Beste Ancelle, ik ga u mijn gebruikelijke smeekbede opzeggen. Wanneer ik een beetje geld verwacht dan ben ik lichamelijk ziek van ongeduld. Ik smeek het u, wacht niet tot de volgende dag met die armoedige 150 frank. Dat rotmens (de hotelbazin) maakt me ziek, zij ja, van woede en schaamte. Dit keer mag u de brief direct adresseren naar me met rue de la Montagne 28. Ik wil 140 frank aan haar besteden om haar zo voor een paar dagen te kalmeren. Daarna zal ik met al het geduld dat mijn zenuwen me willen geven op de antwoorden wachten van Lemer en Le Monde Illustré.

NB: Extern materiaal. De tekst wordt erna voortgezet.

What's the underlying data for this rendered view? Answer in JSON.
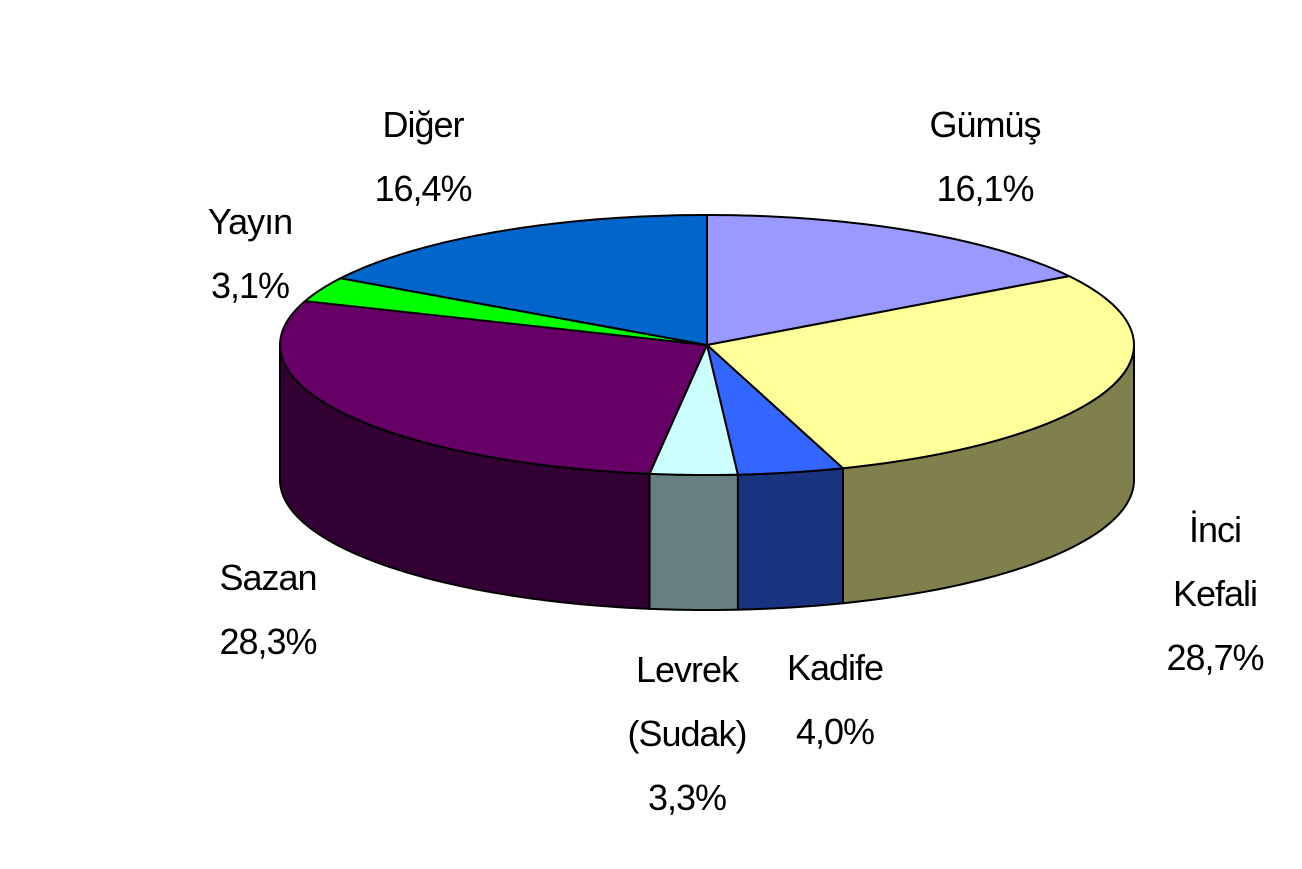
{
  "chart_data": {
    "type": "pie",
    "categories": [
      "Gümüş",
      "İnci Kefali",
      "Kadife",
      "Levrek\n(Sudak)",
      "Sazan",
      "Yayın",
      "Diğer"
    ],
    "values": [
      16.1,
      28.7,
      4.0,
      3.3,
      28.3,
      3.1,
      16.4
    ],
    "value_labels": [
      "16,1%",
      "28,7%",
      "4,0%",
      "3,3%",
      "28,3%",
      "3,1%",
      "16,4%"
    ],
    "colors": [
      "#9999ff",
      "#ffff99",
      "#3366ff",
      "#ccffff",
      "#660066",
      "#00ff00",
      "#0066cc"
    ]
  }
}
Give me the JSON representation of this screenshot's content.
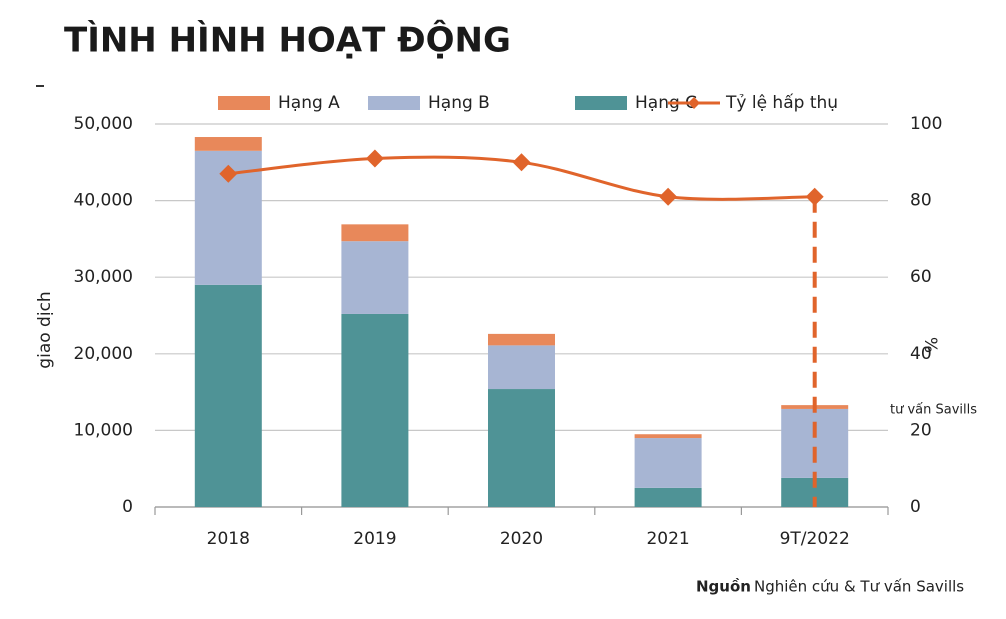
{
  "chart_data": {
    "type": "bar",
    "title": "TÌNH HÌNH HOẠT ĐỘNG",
    "y_label": "giao dịch",
    "y2_label": "%",
    "annotation": "tư vấn Savills",
    "source_label": "Nguồn",
    "source_text": "Nghiên cứu & Tư vấn Savills",
    "categories": [
      "2018",
      "2019",
      "2020",
      "2021",
      "9T/2022"
    ],
    "stacked": true,
    "grid": true,
    "legend": "top",
    "series": [
      {
        "name": "Hạng A",
        "color": "#e8885a",
        "values": [
          1800,
          2200,
          1500,
          500,
          500
        ]
      },
      {
        "name": "Hạng B",
        "color": "#a7b5d3",
        "values": [
          17500,
          9500,
          5700,
          6500,
          9000
        ]
      },
      {
        "name": "Hạng C",
        "color": "#4f9396",
        "values": [
          29000,
          25200,
          15400,
          2500,
          3800
        ]
      },
      {
        "name": "Tỷ lệ hấp thụ",
        "color": "#e0642b",
        "type": "line",
        "axis": "y2",
        "values": [
          87,
          91,
          90,
          81,
          81
        ]
      }
    ],
    "ylim": [
      0,
      50000
    ],
    "yticks": [
      0,
      {
        "value": 10000,
        "label": "10,000"
      },
      {
        "value": 20000,
        "label": "20,000"
      },
      {
        "value": 30000,
        "label": "30,000"
      },
      {
        "value": 40000,
        "label": "40,000"
      },
      {
        "value": 50000,
        "label": "50,000"
      }
    ],
    "y2lim": [
      0,
      100
    ],
    "y2ticks": [
      0,
      20,
      40,
      60,
      80,
      100
    ]
  }
}
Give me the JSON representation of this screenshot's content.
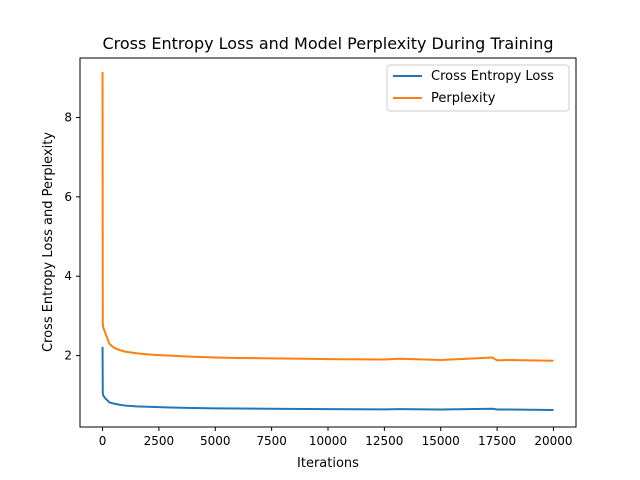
{
  "chart_data": {
    "type": "line",
    "title": "Cross Entropy Loss and Model Perplexity During Training",
    "xlabel": "Iterations",
    "ylabel": "Cross Entropy Loss and Perplexity",
    "xlim": [
      -1000,
      21000
    ],
    "ylim": [
      0.2,
      9.5
    ],
    "xticks": [
      0,
      2500,
      5000,
      7500,
      10000,
      12500,
      15000,
      17500,
      20000
    ],
    "xtick_labels": [
      "0",
      "2500",
      "5000",
      "7500",
      "10000",
      "12500",
      "15000",
      "17500",
      "20000"
    ],
    "yticks": [
      2,
      4,
      6,
      8
    ],
    "ytick_labels": [
      "2",
      "4",
      "6",
      "8"
    ],
    "grid": false,
    "legend_position": "top-right",
    "series": [
      {
        "name": "Cross Entropy Loss",
        "color": "#1f77b4",
        "x": [
          0,
          10,
          30,
          60,
          100,
          200,
          300,
          500,
          750,
          1000,
          1500,
          2000,
          2500,
          3000,
          4000,
          5000,
          6000,
          7500,
          9000,
          10000,
          12500,
          13200,
          15000,
          17300,
          17500,
          18000,
          20000
        ],
        "y": [
          2.22,
          1.05,
          1.0,
          0.97,
          0.94,
          0.88,
          0.82,
          0.79,
          0.76,
          0.74,
          0.72,
          0.71,
          0.7,
          0.69,
          0.68,
          0.67,
          0.665,
          0.66,
          0.655,
          0.65,
          0.645,
          0.65,
          0.64,
          0.66,
          0.64,
          0.64,
          0.63
        ]
      },
      {
        "name": "Perplexity",
        "color": "#ff7f0e",
        "x": [
          0,
          10,
          30,
          60,
          100,
          200,
          300,
          500,
          750,
          1000,
          1500,
          2000,
          2500,
          3000,
          4000,
          5000,
          6000,
          7500,
          9000,
          10000,
          12500,
          13200,
          15000,
          17300,
          17500,
          18000,
          20000
        ],
        "y": [
          9.15,
          2.82,
          2.72,
          2.66,
          2.6,
          2.45,
          2.3,
          2.2,
          2.14,
          2.1,
          2.06,
          2.03,
          2.01,
          2.0,
          1.97,
          1.95,
          1.94,
          1.93,
          1.92,
          1.91,
          1.9,
          1.92,
          1.89,
          1.95,
          1.88,
          1.89,
          1.87
        ]
      }
    ]
  }
}
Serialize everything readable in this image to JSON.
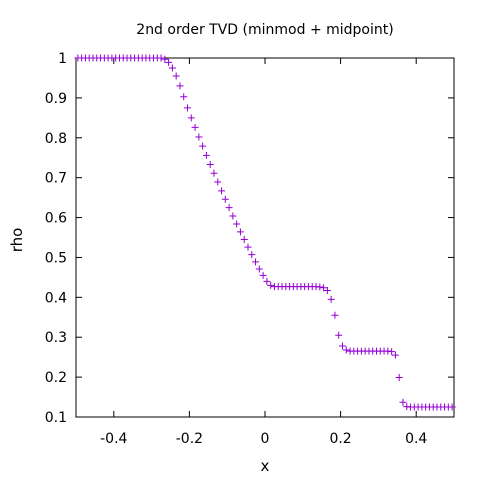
{
  "chart_data": {
    "type": "scatter",
    "title": "2nd order TVD (minmod + midpoint)",
    "xlabel": "x",
    "ylabel": "rho",
    "xlim": [
      -0.5,
      0.5
    ],
    "ylim": [
      0.1,
      1.0
    ],
    "xticks": [
      -0.4,
      -0.2,
      0,
      0.2,
      0.4
    ],
    "xtick_labels": [
      "-0.4",
      "-0.2",
      "0",
      "0.2",
      "0.4"
    ],
    "yticks": [
      0.1,
      0.2,
      0.3,
      0.4,
      0.5,
      0.6,
      0.7,
      0.8,
      0.9,
      1.0
    ],
    "ytick_labels": [
      "0.1",
      "0.2",
      "0.3",
      "0.4",
      "0.5",
      "0.6",
      "0.7",
      "0.8",
      "0.9",
      "1"
    ],
    "grid": false,
    "legend": "none",
    "marker": "+",
    "marker_color": "#9400d3",
    "series": [
      {
        "x": [
          -0.495,
          -0.485,
          -0.475,
          -0.465,
          -0.455,
          -0.445,
          -0.435,
          -0.425,
          -0.415,
          -0.405,
          -0.395,
          -0.385,
          -0.375,
          -0.365,
          -0.355,
          -0.345,
          -0.335,
          -0.325,
          -0.315,
          -0.305,
          -0.295,
          -0.285,
          -0.275,
          -0.265,
          -0.255,
          -0.245,
          -0.235,
          -0.225,
          -0.215,
          -0.205,
          -0.195,
          -0.185,
          -0.175,
          -0.165,
          -0.155,
          -0.145,
          -0.135,
          -0.125,
          -0.115,
          -0.105,
          -0.095,
          -0.085,
          -0.075,
          -0.065,
          -0.055,
          -0.045,
          -0.035,
          -0.025,
          -0.015,
          -0.005,
          0.005,
          0.015,
          0.025,
          0.035,
          0.045,
          0.055,
          0.065,
          0.075,
          0.085,
          0.095,
          0.105,
          0.115,
          0.125,
          0.135,
          0.145,
          0.155,
          0.165,
          0.175,
          0.185,
          0.195,
          0.205,
          0.215,
          0.225,
          0.235,
          0.245,
          0.255,
          0.265,
          0.275,
          0.285,
          0.295,
          0.305,
          0.315,
          0.325,
          0.335,
          0.345,
          0.355,
          0.365,
          0.375,
          0.385,
          0.395,
          0.405,
          0.415,
          0.425,
          0.435,
          0.445,
          0.455,
          0.465,
          0.475,
          0.485,
          0.495
        ],
        "y": [
          1.0,
          1.0,
          1.0,
          1.0,
          1.0,
          1.0,
          1.0,
          1.0,
          1.0,
          1.0,
          1.0,
          1.0,
          1.0,
          1.0,
          1.0,
          1.0,
          1.0,
          1.0,
          1.0,
          1.0,
          1.0,
          1.0,
          1.0,
          0.997,
          0.989,
          0.975,
          0.955,
          0.93,
          0.903,
          0.875,
          0.85,
          0.826,
          0.802,
          0.779,
          0.756,
          0.733,
          0.711,
          0.689,
          0.667,
          0.646,
          0.625,
          0.604,
          0.584,
          0.564,
          0.545,
          0.526,
          0.507,
          0.489,
          0.471,
          0.455,
          0.44,
          0.43,
          0.427,
          0.427,
          0.427,
          0.427,
          0.427,
          0.427,
          0.427,
          0.427,
          0.427,
          0.427,
          0.427,
          0.427,
          0.426,
          0.424,
          0.417,
          0.395,
          0.355,
          0.305,
          0.278,
          0.268,
          0.265,
          0.265,
          0.265,
          0.265,
          0.265,
          0.265,
          0.265,
          0.265,
          0.265,
          0.265,
          0.265,
          0.264,
          0.255,
          0.199,
          0.137,
          0.126,
          0.125,
          0.125,
          0.125,
          0.125,
          0.125,
          0.125,
          0.125,
          0.125,
          0.125,
          0.125,
          0.125,
          0.125
        ]
      }
    ]
  }
}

Vergeet de brief Custine niet, en schrijf me wat opbeurends. Ik hoef geen zuinigheidsaanbevelingen. Ik zie u waarschijnlijk in de loop van december, en ik zal geen geld van u hoeven hebben. Zodra ik maar een geldbedragje krijg, zal ik 100 frank op zij zetten, om een beetje zelf mijn eigen zaken in Parijs te gaan inspecteren.
Ik verveel me en ik lijd verschrikkelijk. Ik heb elke vorm van relaties verbroken. Ik leef liever in totale eenzaamheid dan in gezelschap te verkeren van grof, dom en onwetend gezelschap.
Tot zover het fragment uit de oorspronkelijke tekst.